Saving Money on Food, Part 2

Saving Money on Food, Part 2


·       Meat is probably your most expensive food item, so it’s a good idea to learn ways to stretch it to a maximum. Watch for inexpensive cuts of meat to go on sale, then purchase as many pounds as you can afford. Trim off the fat and cut into 1” chunks, then freeze until you decide to cook the meat in a recipe. Defrost.

·         My big money-saver with meat is to buy cheap but lean cuts of meat on sale, trim off the fat, cut into little cubes (about 1") and put into freezer bags, then use as needed. I utilize this meat in soups, stews and casseroles. Since cheap meat tends to be tough, one way to tenderize it is to cook it in a crockpot with the rest of the ingredients for the meal. If you happen to have a food processor, you can also chop it into ground meat and use accordingly.

·         A money-saver for fish -- sometimes sandwich boards appear around town with an announcement of fish or shrimp for sale at the Bellingham Marina. Follow the sign's directions and you will find a fisherman selling freshly-caught seafood off a boat. Sometimes you will find significant savings over purchasing from a market.

·       Purchase spices in bulk from the Co-op or from grocery stores. You can purchase spices and other ingredients used in South Asian recipes at the International Video Store, which has Asian ingredients in the back of the store.
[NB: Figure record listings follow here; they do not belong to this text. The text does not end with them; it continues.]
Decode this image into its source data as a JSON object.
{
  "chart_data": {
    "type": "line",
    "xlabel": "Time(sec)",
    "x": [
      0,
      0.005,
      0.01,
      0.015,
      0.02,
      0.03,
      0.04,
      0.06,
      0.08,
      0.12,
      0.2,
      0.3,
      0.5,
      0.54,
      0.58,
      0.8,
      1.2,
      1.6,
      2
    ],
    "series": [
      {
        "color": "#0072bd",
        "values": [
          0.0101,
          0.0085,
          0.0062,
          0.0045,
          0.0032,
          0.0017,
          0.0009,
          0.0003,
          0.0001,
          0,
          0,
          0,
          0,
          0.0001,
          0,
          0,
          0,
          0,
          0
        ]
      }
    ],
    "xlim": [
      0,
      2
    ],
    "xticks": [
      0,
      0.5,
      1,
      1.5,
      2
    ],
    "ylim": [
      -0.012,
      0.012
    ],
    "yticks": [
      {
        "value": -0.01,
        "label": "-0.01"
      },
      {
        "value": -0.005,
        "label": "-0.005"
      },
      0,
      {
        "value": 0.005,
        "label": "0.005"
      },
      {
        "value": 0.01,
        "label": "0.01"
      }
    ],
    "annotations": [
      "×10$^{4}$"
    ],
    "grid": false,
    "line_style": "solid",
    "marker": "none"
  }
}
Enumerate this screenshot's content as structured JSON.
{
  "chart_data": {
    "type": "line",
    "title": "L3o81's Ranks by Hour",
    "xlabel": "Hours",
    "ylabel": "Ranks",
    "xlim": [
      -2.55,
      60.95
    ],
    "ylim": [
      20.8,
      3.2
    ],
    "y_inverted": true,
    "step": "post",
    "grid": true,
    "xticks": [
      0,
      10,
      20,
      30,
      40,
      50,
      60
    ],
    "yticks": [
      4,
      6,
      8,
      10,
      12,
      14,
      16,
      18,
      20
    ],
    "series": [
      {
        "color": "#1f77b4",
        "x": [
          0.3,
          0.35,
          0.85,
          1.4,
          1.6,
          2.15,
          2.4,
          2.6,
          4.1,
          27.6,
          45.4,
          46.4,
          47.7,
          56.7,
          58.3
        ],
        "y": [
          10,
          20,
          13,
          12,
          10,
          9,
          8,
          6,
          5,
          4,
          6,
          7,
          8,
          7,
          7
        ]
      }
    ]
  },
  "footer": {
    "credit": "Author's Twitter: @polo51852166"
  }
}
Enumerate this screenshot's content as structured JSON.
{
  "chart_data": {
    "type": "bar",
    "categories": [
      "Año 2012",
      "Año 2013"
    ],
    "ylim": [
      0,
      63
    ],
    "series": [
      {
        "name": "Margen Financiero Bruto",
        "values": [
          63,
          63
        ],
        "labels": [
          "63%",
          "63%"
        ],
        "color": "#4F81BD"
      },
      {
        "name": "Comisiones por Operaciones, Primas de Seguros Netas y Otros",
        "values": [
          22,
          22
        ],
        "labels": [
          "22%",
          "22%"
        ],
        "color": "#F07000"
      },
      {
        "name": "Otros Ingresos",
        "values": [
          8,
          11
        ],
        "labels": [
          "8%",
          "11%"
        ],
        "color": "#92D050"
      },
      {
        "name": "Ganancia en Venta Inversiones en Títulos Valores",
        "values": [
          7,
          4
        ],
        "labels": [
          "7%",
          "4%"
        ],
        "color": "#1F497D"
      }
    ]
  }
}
·       Instead of eating frozen dinners, take-out or restaurant foods, use your freezer to stock entire meals that can be microwaved when you don’t feel like cooking. People who don’t particularly like to cook will find it more enjoyable if they listen to a book on tape or CD or while they prepare their food. If you cook on Sunday afternoons, KUOW radio (94.9 FM) has a series of storytellers that make the work fly by.

Another way to make cooking more pleasant is to get together with one or more friends. Each person puts in his or her share for the cost of ingredients, then you prepare the food together and divide up the finished products. It works best to make one or two main dishes, a side dish and a complex carbohydrate dish such as a mixed grain pilaf. 

Make enough of each recipe for six or more servings, then put each serving in a freezer bag with the name of the dish and the date inscribed in permanent marker pen. Flatten each bag and squeeze out all the air, stack flat until they are frozen, then you can stack the bags upright so they take up less freezer space. You can save money on freezer bags if you belong to Costco or purchase them on sale. Reuse the bags by carefully washing and thoroughly drying. 

·       Dried herbs and spices are cheapest when purchased in bulk in small quantities so they stay fresh. Yes, herbs and spices do go stale, and stale flavoring agents don’t make very tasty food. You can find herbs and spices at the Co-op and in some grocery stores. The most expensive way to purchase them is in little bottles in the supermarket. On the other hand, buying huge bottles at discount stores is not a good idea unless you use huge quantities of a particular spice; you’ll only end up with something stale and flavorless if it’s still sitting in your cabinet a year later. By the way, an herb is a leaf such as tarragon, while a spice is a seed such as aniseed, or part of a flower such as cloves.